Lois biologiques – Exemple : Licenciement du poste de travail
Si une personne est licenciée, cela semble dramatique. Cependant, si ce licenciement est le résultat d’une détérioration prévisible sur une longue période de la situation économique de l’entreprise, ce licenciement ne touchera pas la personne de manière inattendue. Si la personne reçoit toutefois le licenciement soudainement et sans signe avant-coureur, un conflit biologique apparaît. La manière dont ce conflit est ressenti et le potentiel qu’il recèle dépendent des intentions/objectifs actuels de la personne confrontée.

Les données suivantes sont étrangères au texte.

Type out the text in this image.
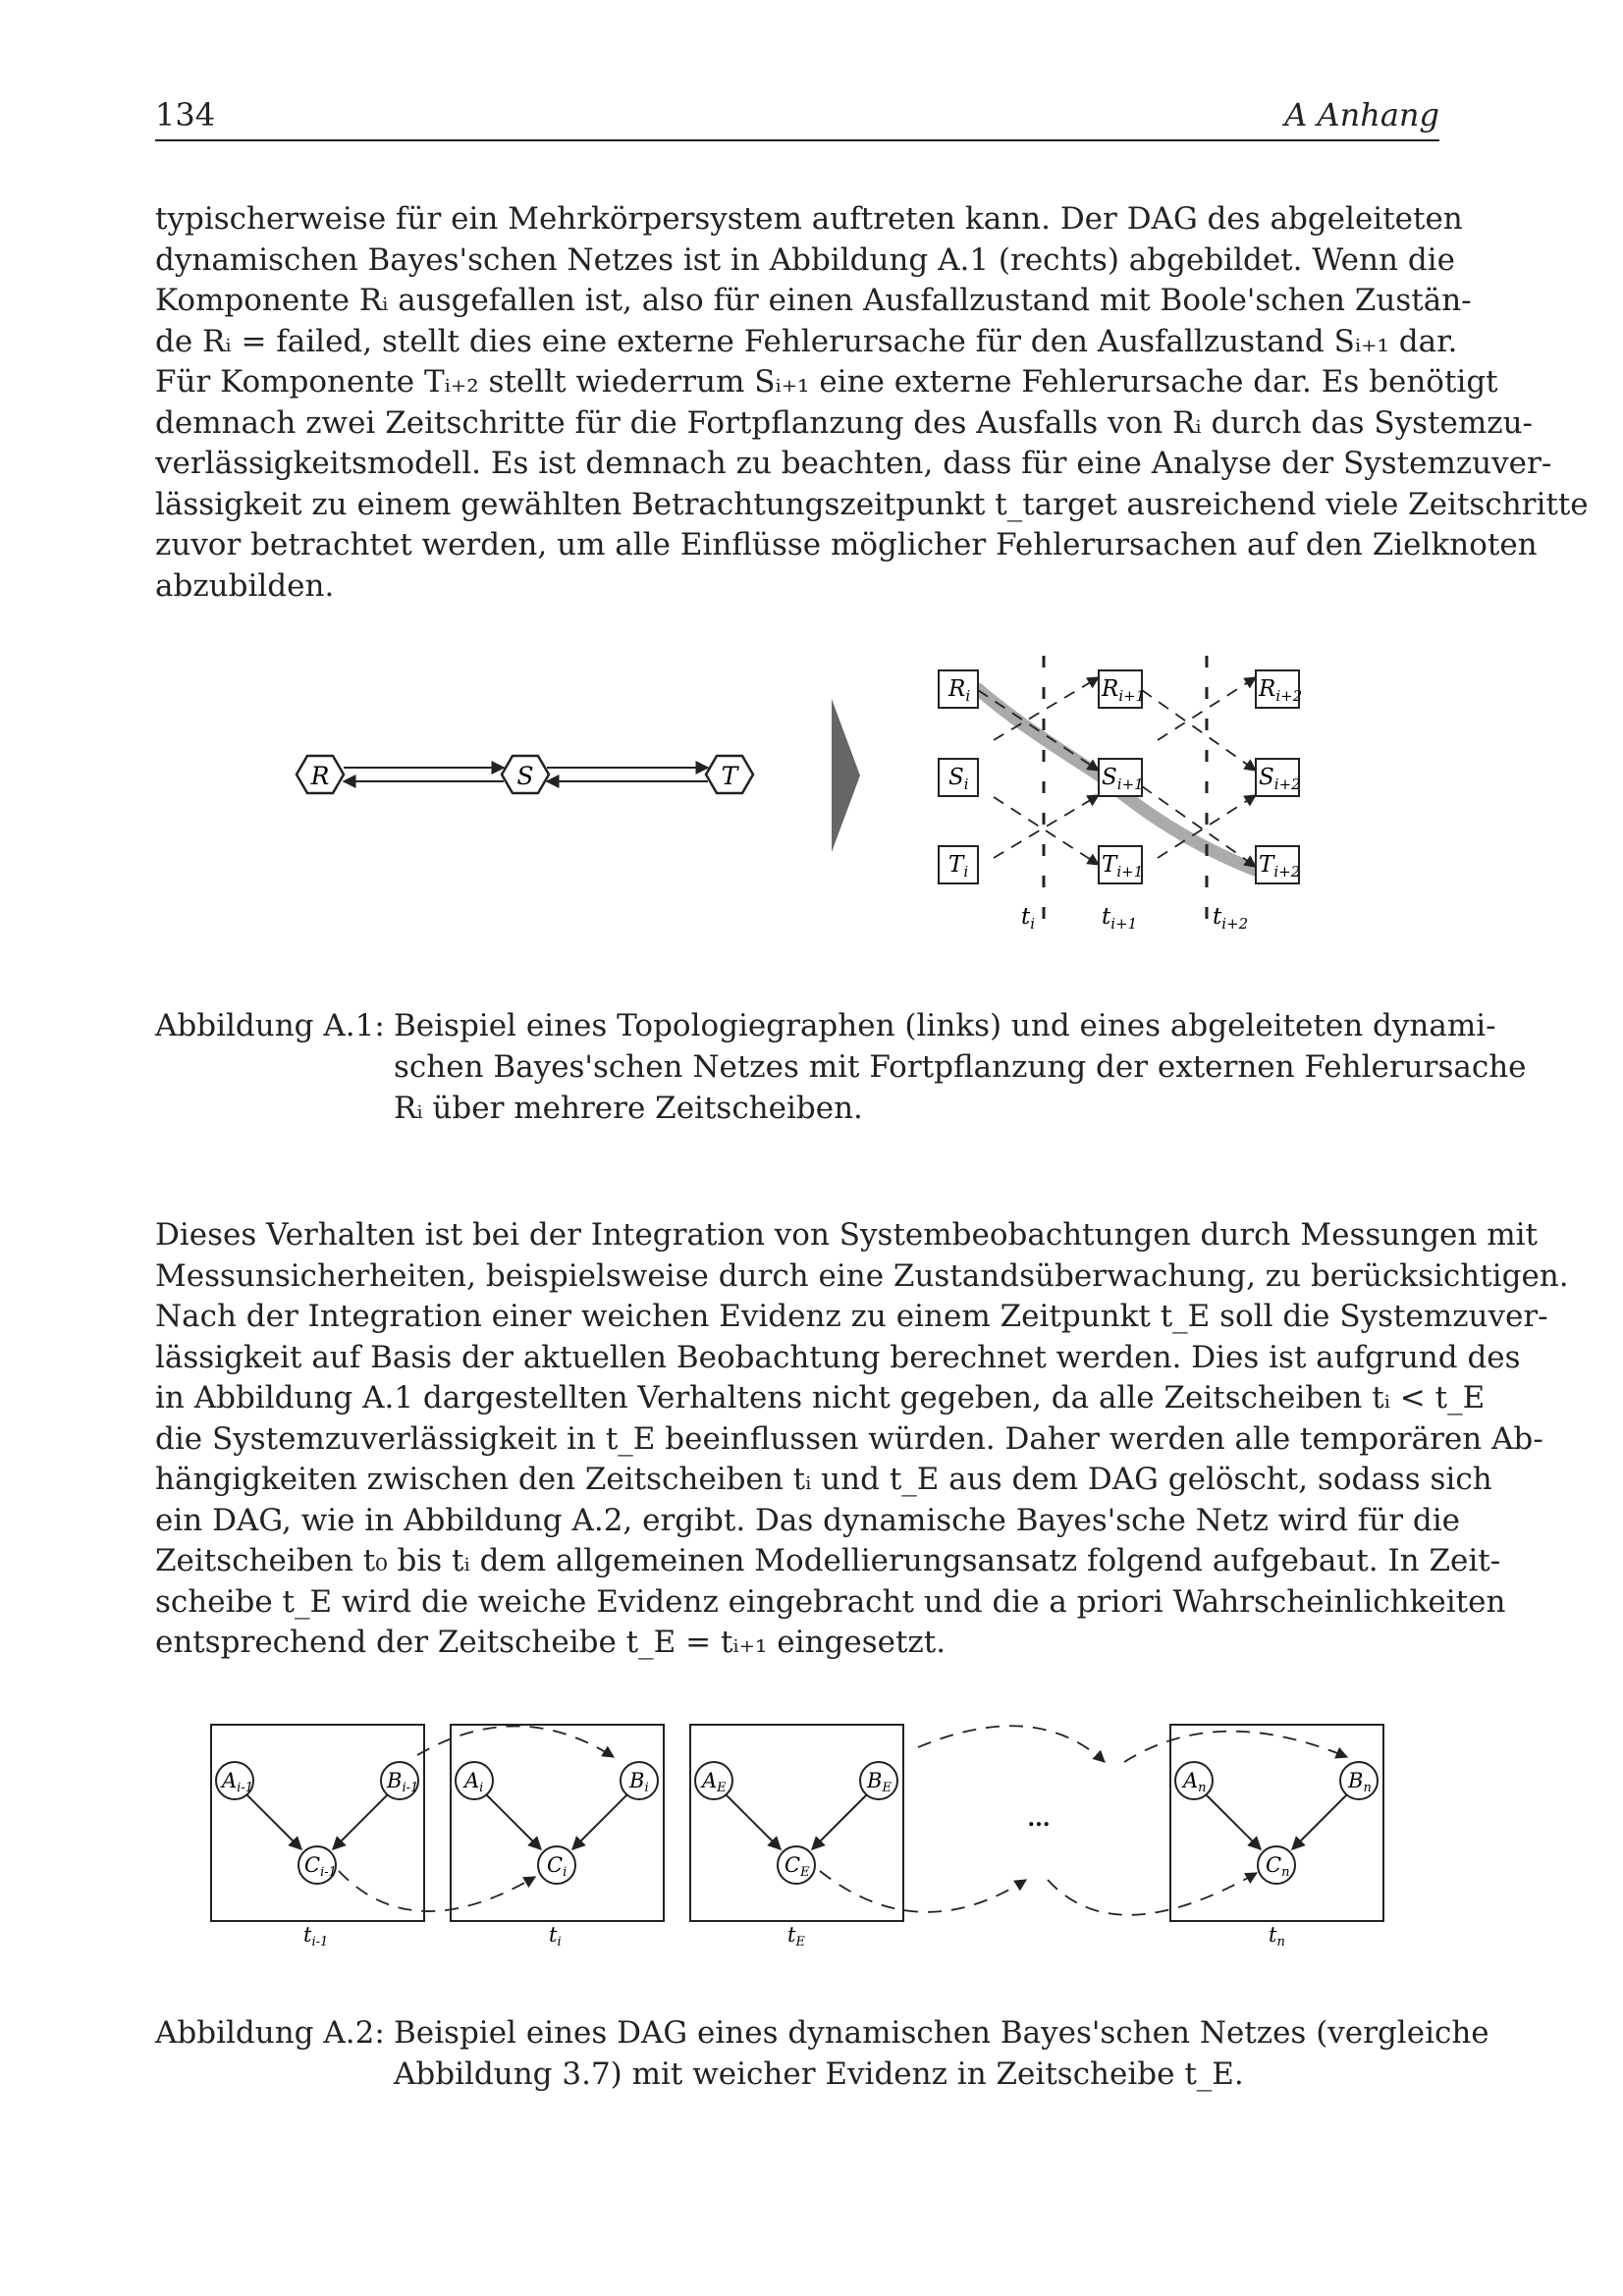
134	A Anhang
typischerweise für ein Mehrkörpersystem auftreten kann. Der DAG des abgeleiteten
dynamischen Bayes'schen Netzes ist in Abbildung A.1 (rechts) abgebildet. Wenn die
Komponente Rᵢ ausgefallen ist, also für einen Ausfallzustand mit Boole'schen Zustän-
de Rᵢ = failed, stellt dies eine externe Fehlerursache für den Ausfallzustand Sᵢ₊₁ dar.
Für Komponente Tᵢ₊₂ stellt wiederrum Sᵢ₊₁ eine externe Fehlerursache dar. Es benötigt
demnach zwei Zeitschritte für die Fortpflanzung des Ausfalls von Rᵢ durch das Systemzu-
verlässigkeitsmodell. Es ist demnach zu beachten, dass für eine Analyse der Systemzuver-
lässigkeit zu einem gewählten Betrachtungszeitpunkt t_target ausreichend viele Zeitschritte
zuvor betrachtet werden, um alle Einflüsse möglicher Fehlerursachen auf den Zielknoten
abzubilden.
R	S	T
$R_i$	$R_{i+1}$	$R_{i+2}$
$S_i$	$S_{i+1}$	$S_{i+2}$
$T_i$	$T_{i+1}$	$T_{i+2}$
$t_i$	$t_{i+1}$	$t_{i+2}$
Abbildung A.1: Beispiel eines Topologiegraphen (links) und eines abgeleiteten dynami-
schen Bayes'schen Netzes mit Fortpflanzung der externen Fehlerursache
Rᵢ über mehrere Zeitscheiben.
Dieses Verhalten ist bei der Integration von Systembeobachtungen durch Messungen mit
Messunsicherheiten, beispielsweise durch eine Zustandsüberwachung, zu berücksichtigen.
Nach der Integration einer weichen Evidenz zu einem Zeitpunkt t_E soll die Systemzuver-
lässigkeit auf Basis der aktuellen Beobachtung berechnet werden. Dies ist aufgrund des
in Abbildung A.1 dargestellten Verhaltens nicht gegeben, da alle Zeitscheiben tᵢ < t_E
die Systemzuverlässigkeit in t_E beeinflussen würden. Daher werden alle temporären Ab-
hängigkeiten zwischen den Zeitscheiben tᵢ und t_E aus dem DAG gelöscht, sodass sich
ein DAG, wie in Abbildung A.2, ergibt. Das dynamische Bayes'sche Netz wird für die
Zeitscheiben t₀ bis tᵢ dem allgemeinen Modellierungsansatz folgend aufgebaut. In Zeit-
scheibe t_E wird die weiche Evidenz eingebracht und die a priori Wahrscheinlichkeiten
entsprechend der Zeitscheibe t_E = tᵢ₊₁ eingesetzt.
Ai-1	Bi-1
Ci-1
ti-1
Ai	Bi
Ci
ti
AE	BE
CE
tE
...
An	Bn
Cn
tn
Abbildung A.2: Beispiel eines DAG eines dynamischen Bayes'schen Netzes (vergleiche
Abbildung 3.7) mit weicher Evidenz in Zeitscheibe t_E.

Une personne qui se définit fortement par son travail et/ou pour qui le travail sert à assurer sa subsistance est confrontée à un conflit plus important que quelqu’un qui considère certes le travail comme une couverture des besoins vitaux, mais qui réagit mentalement de manière flexible, cherche un nouvel emploi pour couvrir les coûts et n’éprouve ainsi aucun conflit ou seulement un petit conflit.
Les personnes suivantes, à titre d’exemple, vivent objectivement la même situation (licenciement du poste de travail), mais l’interprètent différemment en raison des types différents de besoin biologique.
Comparaisons d’exemples (M. A, B, C et D) – Licenciement du poste de travail
La personne (M. A) qui assure sa subsistance (son pain quotidien) grâce à son poste de travail voit, avec le licenciement, son pain quotidien menacé. Le conflit biologique est marqué par l’aspect du conflit de famine.
Les trois critères hautement aigu, isolant et inattendu sont remplis. Le plan organique réagit, en raison du SBS activé, par une hyperfonction et une croissance cellulaire du foie. Cette hyperfonction permet une utilisation plus efficace des nutriments disponibles. Le plan psychique est modifié en ce que la recherche compulsive de nouvelles sources de revenus détermine la pensée.
La personne (M. B) qui considère son poste de travail comme son propre territoire vivra, en raison de l’intrusion dans son domaine d’influence, un conflit biologique ayant pour contenu un conflit de perte de territoire.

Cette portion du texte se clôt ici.